Joe Hodge could be the chosen one. Only problem is the Ireland under-21 skipper pulled up with a grade two hamstring tear playing for Wolverhampton Wanderers in the EFL Cup this week. Still only 20, but already an expert of the weighted pass, Hodge is worth the wait.
In the meantime, perhaps Andrew Moran is the one.
“Andrew is a really talented footballer,” said Ireland Under-21s manager Jim Crawford. “I’ve gone over on numerous occasions to watch him at Brighton and I would have paid in. He sees passes, he can go by players and works exceptionally hard off the ball.”
Brighton loaned Moran to Blackburn Rovers where the slight Dublin teenager can grow accustomed to the more menacing operators that exist in the English Championship.
Jeff Hendrick was once supposed to be the one. Way back in 2016, his head-swivelling style promised so much. Hendrick secured a lucrative four-year contract with Newcastle United in 2020 but his club career quickly transformed into loan moves down the divisions.
Jason Knight escaped the third tier of English football with a move from Derby County to Bristol City, each of his performances in an Ireland shirt appear to demand automatic selection.
Josh Cullen is not the one. But the 27-year-old is currently Ireland’s midfield general and a Premier League regular for Burnley. Cullen has carved out a career for himself. An easy choice for the FAI senior men’s footballer of the year in 2022, his form appeared to dissolve this year as the Irish midfield was overrun in Athens. There was also a wayward pass that invited Benjamin Pavard’s winner for France in Dublin.
It got worse against Greece as the Irish midfield looked like UN peacekeepers – present but barely involved in the conflict. But Cullen should not shoulder the blame for a formation that invited the opposing midfield trio to shoot on sight.

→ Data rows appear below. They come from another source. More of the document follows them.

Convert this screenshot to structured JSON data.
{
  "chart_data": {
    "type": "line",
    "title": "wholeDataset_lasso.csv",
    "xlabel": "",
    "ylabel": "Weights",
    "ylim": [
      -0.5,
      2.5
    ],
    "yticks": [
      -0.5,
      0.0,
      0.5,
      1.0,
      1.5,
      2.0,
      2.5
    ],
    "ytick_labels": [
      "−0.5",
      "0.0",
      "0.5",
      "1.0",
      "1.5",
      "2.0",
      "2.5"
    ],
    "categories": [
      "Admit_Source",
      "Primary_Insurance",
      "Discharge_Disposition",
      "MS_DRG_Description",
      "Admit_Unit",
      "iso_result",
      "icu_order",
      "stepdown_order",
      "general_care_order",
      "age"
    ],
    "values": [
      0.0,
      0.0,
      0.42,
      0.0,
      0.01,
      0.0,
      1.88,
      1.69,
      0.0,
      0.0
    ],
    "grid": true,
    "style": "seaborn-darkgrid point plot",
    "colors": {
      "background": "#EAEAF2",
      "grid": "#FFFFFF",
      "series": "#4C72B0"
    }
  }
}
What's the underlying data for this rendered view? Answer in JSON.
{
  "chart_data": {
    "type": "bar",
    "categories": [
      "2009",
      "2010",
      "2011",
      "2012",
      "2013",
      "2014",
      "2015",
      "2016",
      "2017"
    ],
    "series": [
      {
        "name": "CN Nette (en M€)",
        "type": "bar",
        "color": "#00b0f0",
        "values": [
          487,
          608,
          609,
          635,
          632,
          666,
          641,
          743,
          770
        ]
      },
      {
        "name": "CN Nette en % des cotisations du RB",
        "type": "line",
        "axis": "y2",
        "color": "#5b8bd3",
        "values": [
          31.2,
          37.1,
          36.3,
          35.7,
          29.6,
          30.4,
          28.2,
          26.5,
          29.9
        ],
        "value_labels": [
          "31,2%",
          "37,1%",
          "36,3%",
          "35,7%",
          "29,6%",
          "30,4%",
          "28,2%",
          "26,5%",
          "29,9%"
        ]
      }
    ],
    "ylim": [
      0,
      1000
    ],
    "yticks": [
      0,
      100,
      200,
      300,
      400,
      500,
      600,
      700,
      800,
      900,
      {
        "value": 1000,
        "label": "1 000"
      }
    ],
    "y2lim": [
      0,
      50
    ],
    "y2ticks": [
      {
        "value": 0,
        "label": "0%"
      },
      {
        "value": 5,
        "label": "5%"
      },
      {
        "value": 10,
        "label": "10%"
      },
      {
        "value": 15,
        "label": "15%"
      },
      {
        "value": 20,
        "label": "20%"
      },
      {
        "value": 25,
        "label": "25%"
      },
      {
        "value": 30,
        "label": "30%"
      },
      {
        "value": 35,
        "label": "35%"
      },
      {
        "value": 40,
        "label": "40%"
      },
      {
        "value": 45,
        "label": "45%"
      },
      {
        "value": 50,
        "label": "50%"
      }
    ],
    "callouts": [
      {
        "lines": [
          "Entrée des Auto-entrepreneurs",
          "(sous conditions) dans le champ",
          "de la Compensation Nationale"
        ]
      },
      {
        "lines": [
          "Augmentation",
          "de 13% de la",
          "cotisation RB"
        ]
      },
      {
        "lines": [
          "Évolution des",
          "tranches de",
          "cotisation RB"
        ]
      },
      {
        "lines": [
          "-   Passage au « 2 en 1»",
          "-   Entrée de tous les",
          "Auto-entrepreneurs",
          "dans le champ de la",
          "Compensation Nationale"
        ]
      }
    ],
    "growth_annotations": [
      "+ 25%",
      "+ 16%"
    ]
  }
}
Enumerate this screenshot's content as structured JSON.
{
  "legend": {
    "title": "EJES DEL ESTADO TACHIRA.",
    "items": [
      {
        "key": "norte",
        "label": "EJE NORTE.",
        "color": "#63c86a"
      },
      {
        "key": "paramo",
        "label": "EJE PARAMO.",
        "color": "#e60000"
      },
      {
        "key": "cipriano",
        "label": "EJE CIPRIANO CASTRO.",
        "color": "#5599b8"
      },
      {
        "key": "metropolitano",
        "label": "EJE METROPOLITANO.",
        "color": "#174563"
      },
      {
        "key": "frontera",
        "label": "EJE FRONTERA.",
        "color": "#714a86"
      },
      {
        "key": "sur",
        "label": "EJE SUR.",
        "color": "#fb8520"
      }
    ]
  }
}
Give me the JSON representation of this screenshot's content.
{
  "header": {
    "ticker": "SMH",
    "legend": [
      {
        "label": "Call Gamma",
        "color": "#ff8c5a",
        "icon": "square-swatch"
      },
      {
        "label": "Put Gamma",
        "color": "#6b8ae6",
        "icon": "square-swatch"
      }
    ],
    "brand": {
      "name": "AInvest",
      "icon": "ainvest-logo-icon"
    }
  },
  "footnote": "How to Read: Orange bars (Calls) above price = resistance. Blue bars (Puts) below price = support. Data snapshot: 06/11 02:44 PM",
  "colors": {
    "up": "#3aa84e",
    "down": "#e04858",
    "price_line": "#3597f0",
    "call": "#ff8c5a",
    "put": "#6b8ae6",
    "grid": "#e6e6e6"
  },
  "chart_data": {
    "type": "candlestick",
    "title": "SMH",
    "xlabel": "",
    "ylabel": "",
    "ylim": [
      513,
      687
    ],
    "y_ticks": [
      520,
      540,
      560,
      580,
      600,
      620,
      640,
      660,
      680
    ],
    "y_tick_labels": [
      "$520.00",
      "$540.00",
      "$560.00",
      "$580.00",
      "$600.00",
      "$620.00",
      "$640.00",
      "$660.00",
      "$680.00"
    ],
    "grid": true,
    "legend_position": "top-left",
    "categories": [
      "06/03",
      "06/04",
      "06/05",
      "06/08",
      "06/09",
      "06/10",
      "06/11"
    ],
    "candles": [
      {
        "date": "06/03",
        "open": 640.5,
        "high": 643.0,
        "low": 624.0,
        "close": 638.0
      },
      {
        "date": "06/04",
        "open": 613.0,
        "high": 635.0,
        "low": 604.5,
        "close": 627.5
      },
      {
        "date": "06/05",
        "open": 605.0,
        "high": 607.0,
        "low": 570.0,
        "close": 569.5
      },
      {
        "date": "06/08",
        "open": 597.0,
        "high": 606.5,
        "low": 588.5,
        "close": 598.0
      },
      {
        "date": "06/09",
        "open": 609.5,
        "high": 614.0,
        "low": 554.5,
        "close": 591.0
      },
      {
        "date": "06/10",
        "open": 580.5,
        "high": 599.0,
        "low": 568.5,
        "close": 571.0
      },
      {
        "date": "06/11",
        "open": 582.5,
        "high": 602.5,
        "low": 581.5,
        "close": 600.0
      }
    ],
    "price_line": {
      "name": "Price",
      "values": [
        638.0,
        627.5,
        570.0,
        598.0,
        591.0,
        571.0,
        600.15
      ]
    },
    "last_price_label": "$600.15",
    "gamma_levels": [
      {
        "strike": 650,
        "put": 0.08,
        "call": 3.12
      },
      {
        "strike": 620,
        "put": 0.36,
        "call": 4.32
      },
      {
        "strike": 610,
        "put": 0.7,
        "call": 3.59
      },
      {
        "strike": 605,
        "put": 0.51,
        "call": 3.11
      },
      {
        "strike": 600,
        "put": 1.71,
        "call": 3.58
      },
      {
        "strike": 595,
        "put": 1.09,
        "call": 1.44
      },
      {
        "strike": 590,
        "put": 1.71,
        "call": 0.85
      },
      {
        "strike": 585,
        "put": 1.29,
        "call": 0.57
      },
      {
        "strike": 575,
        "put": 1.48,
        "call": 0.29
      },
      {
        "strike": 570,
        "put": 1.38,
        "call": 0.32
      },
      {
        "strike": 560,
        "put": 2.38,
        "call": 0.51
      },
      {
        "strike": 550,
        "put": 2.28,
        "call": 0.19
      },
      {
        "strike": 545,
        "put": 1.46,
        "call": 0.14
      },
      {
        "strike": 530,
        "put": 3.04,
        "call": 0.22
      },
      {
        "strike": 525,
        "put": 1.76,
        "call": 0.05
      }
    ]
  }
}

“Josh has been made captain [of Burnley],” said Kenny on Thursday. “Josh played in League Two with Bradford and in League One with Charlton. Got a move to Anderlecht, and that really improved him.”
So much so that Vincent Kompany brought him back to English football from his Belgian sojourn.
In contrast, Moran and Hodge came through the underage ranks, looking like gifts from the football gods. Same goes for Hendrick. And Conor Coventry, but after a record 28 under-21 caps, the 23-year-old finds himself back in the West Ham reserves despite encouraging loan stints at MK Dons and Rotherham.
Will Smallbone might be the one, eventually. The 23-year-old’s form on loan from Southampton to Stoke City last season prompted Kenny to start him in Athens.
Despite Smallbone’s excellent corner for the Nathan Collins goal, most activity on the night went above and around him. He looked exposed while trying to help Matt Doherty cover Konstantinos Tsimikas’s raids down the left and come the 53rd minute he was replaced by Knight.
Trailing 2-1, with the Irish midfield in desperate need of some creativity, the man picked for his dead ball skills was unceremoniously hooked, which feeds directly into Greece manager Gus Poyet’s post-match assessment that under pressure Kenny’s passing revolution reverts to “the Republic of Ireland, with all due respect”.
“You depend on a corner, you depend on a long ball, you depend on fighting for second and third balls,” went Poyet’s damning assessment.
The Uruguayan was right. Poyet should know, he used to be the sort of midfielder Ireland need right about now.